This dataset was created on 2019-08-05, and includes the results
from the 2019 election.  Previous versions:
    2015-09-01: Original.
    2015-11-27: Revisions to some TPP estimates.
    2016-10-06: Update to 2016 election.

The "base" set of raw data is stored in the exact_data folder.  These
files comprise
    - prim_$year.csv, containing the primary votes;
    - tcp_$year.csv or tpp_$year.csv, being one-row-per-seat files with
      two-candidate-preferred results;
    - prefs_$year.csv, containing distributed preferences;
    - flow_$year.csv, containing TCP preference flows from each
      candidate whose preferences were distributed, 1996-2013;
    - turnout_$year.csv, containing enrolment, turnout, and informal
      vote figures.

The name "exact_data" is a slight misnomer, as the TCP files contain
Psephos estimates.

The final dataset is in the consolidated folder.  It can be reproduced
with the following steps.  (For all R scripts, the setwd() call at the
start will need to be adapted to your own computer.  I don't care what
Hadley says about setwd().)

0. (optional) ~/tpp_estimates/make_minimal_pref_dataset.R
    - Creates a dataset in ~/tpp_estimates/minimal_pref_data where
      preferences are not distributed once a candidate has more than 50%
      of the vote.  This dataset is used for the benchmarking the TPP
      estimates.

1. ~/flow_estimates/estimate_flows.R
    - Compares true preference flows with estimated-from-preference-
      distributions for 1996-2013, printing correlations to the screen
      and to data and scatter plots to file.
    - If use_minimal_data == 0, then creates flow_$year.csv with 
      estimated or exact preference flows between 1919 and 1993.
    - If use_minimal_data == 1, then does likewise but outputs to
      ~/tpp_estimates/minimal_pref_data/ and estimates flows based on
      the minimal data through to 2013.

2. ~/tpp_estimates/estimate_tpp.R
    - If use_minimal_data == 0, then creates
        - party_flow_all_$party.csv, containing all (exact or estimated)
          preference flows for each party;
        - party_flow_summary_$party.csv, containing smoothed averages
          for each party's preference flows;
        - missing_flow_$year.csv, containing the candidates belonging to
          parties without any preference data for that year;
        - tpp_$year.csv, containing the TPP values, estimated or exact.
    - If use_minimal_data == 1, then, in addition to the above, creates
      scatter plots and CSV files comparing true and estimated TPP's for
      1983-2013, and prints some statistics to screen.
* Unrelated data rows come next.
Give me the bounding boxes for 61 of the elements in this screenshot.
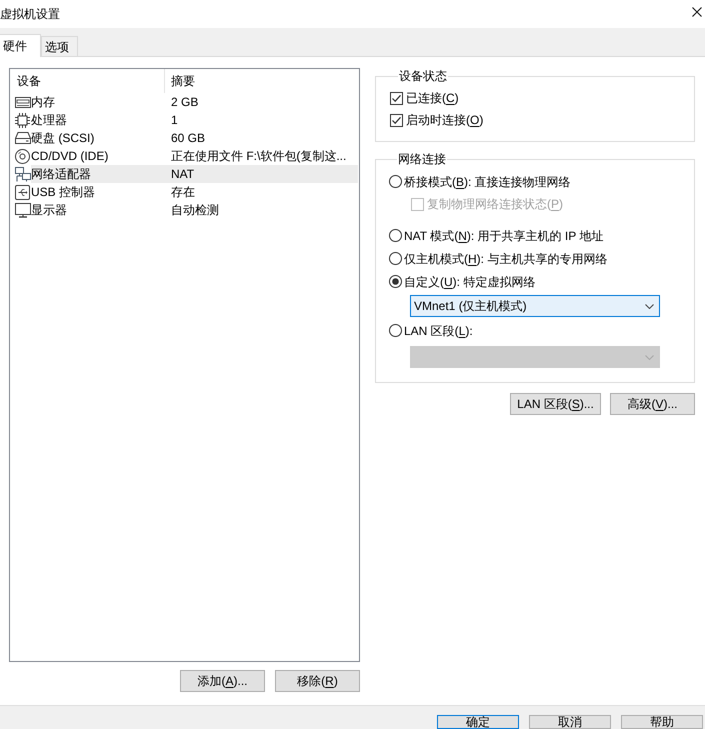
push-button[interactable]: 添加(A)... [180, 670, 265, 692]
dialog-button[interactable]: 帮助 [621, 715, 703, 729]
push-button[interactable]: LAN 区段(S)... [510, 393, 601, 415]
chevron-down-icon [645, 304, 654, 308]
device-summary: 正在使用文件 F:\软件包(复制这... [170, 150, 346, 162]
device-row[interactable]: 硬盘 (SCSI) 60 GB [31, 129, 358, 147]
radio-button[interactable] [389, 324, 402, 337]
device-row[interactable]: 内存 2 GB [31, 93, 358, 111]
radio-label: 自定义(U): 特定虚拟网络 [404, 276, 536, 288]
checkbox-label: 复制物理网络连接状态(P) [427, 198, 564, 210]
device-name: 显示器 [31, 204, 68, 216]
device-row[interactable]: 处理器 1 [31, 111, 358, 129]
device-summary: 1 [170, 114, 178, 126]
device-summary: 自动检测 [170, 204, 219, 216]
usb-port-icon [15, 184, 30, 200]
column-header[interactable]: 设备 [10, 69, 165, 93]
dialog-button[interactable]: 取消 [529, 715, 611, 729]
radio-label: 仅主机模式(H): 与主机共享的专用网络 [404, 252, 608, 264]
monitor-icon [15, 202, 31, 218]
device-row[interactable]: 显示器 自动检测 [31, 201, 358, 219]
device-name: CD/DVD (IDE) [31, 150, 110, 162]
device-name: 硬盘 (SCSI) [31, 132, 96, 144]
radio-button[interactable] [389, 275, 402, 288]
tab[interactable]: 硬件 [0, 34, 41, 57]
radio-button[interactable] [389, 175, 402, 188]
network-dropdown[interactable]: VMnet1 (仅主机模式) [410, 295, 660, 317]
device-row[interactable]: 网络适配器 NAT [31, 165, 358, 183]
device-summary: NAT [170, 168, 194, 180]
radio-label: LAN 区段(L): [404, 324, 473, 336]
device-row[interactable]: CD/DVD (IDE) 正在使用文件 F:\软件包(复制这... [31, 147, 358, 165]
chip-icon [15, 112, 30, 128]
window-title: 虚拟机设置 [0, 8, 60, 20]
checkbox-label: 已连接(C) [406, 92, 459, 104]
memory-module-icon [15, 96, 31, 108]
push-button[interactable]: 高级(V)... [610, 393, 695, 415]
disc-icon [15, 148, 30, 164]
hard-drive-icon [15, 132, 31, 144]
group-title: 设备状态 [398, 68, 448, 84]
push-button[interactable]: 移除(R) [275, 670, 360, 692]
checkbox[interactable] [390, 92, 403, 104]
device-summary: 2 GB [170, 96, 198, 108]
tab[interactable]: 选项 [41, 36, 78, 56]
radio-label: 桥接模式(B): 直接连接物理网络 [404, 176, 571, 188]
network-computers-icon [15, 166, 31, 182]
device-summary: 存在 [170, 186, 195, 198]
device-name: 网络适配器 [31, 168, 92, 180]
group-title: 网络连接 [397, 151, 447, 167]
chevron-down-icon [645, 354, 654, 360]
dialog-button[interactable]: 确定 [437, 715, 519, 729]
device-summary: 60 GB [170, 132, 206, 144]
checkbox-label: 启动时连接(O) [406, 114, 484, 126]
device-name: 处理器 [31, 114, 68, 126]
radio-button[interactable] [389, 252, 402, 265]
radio-label: NAT 模式(N): 用于共享主机的 IP 地址 [404, 230, 604, 242]
device-name: USB 控制器 [31, 186, 96, 198]
radio-button[interactable] [389, 229, 402, 242]
close-icon[interactable] [692, 7, 702, 17]
column-header[interactable]: 摘要 [165, 69, 359, 93]
device-name: 内存 [31, 96, 56, 108]
checkbox[interactable] [390, 114, 403, 126]
device-row[interactable]: USB 控制器 存在 [31, 183, 358, 201]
The missing_flow_$year.csv files are for inspection only -- the idea is
to check that there aren't any critical minor parties whose preference
flows would be needed to make good TPP estimates.

3. ~/consolidate_files.R
    - Collects the various files in exact_data, flow_estimates, and
      tpp_estimates, sometimes re-arranges the columns, and outputs the
      final set of data files to the consolidated folder:
          - prim_$year.csv, containing primary votes;
          - prefs_$year.csv, containing preference distributions;
          - t(c|p)p_$year.csv, containg TCP or TPP values, possibly
            Psephos estimates;
          - just_tpp_$year.csv, containing TPP values, either exact or
            my estimates;
          - flow_$year.csv, containing preference flows, either exact
            or estimated;
          - turnout_$year.csv, containing enrolment, turnout, and
            informal vote figures;
          - unopposed_divisions.csv, containing candidates who won
            seats unopposed.

The election_data.js file can then be reproduced by running
~/misc/create_js_data.R, which also reads some of the other files in
the misc folder.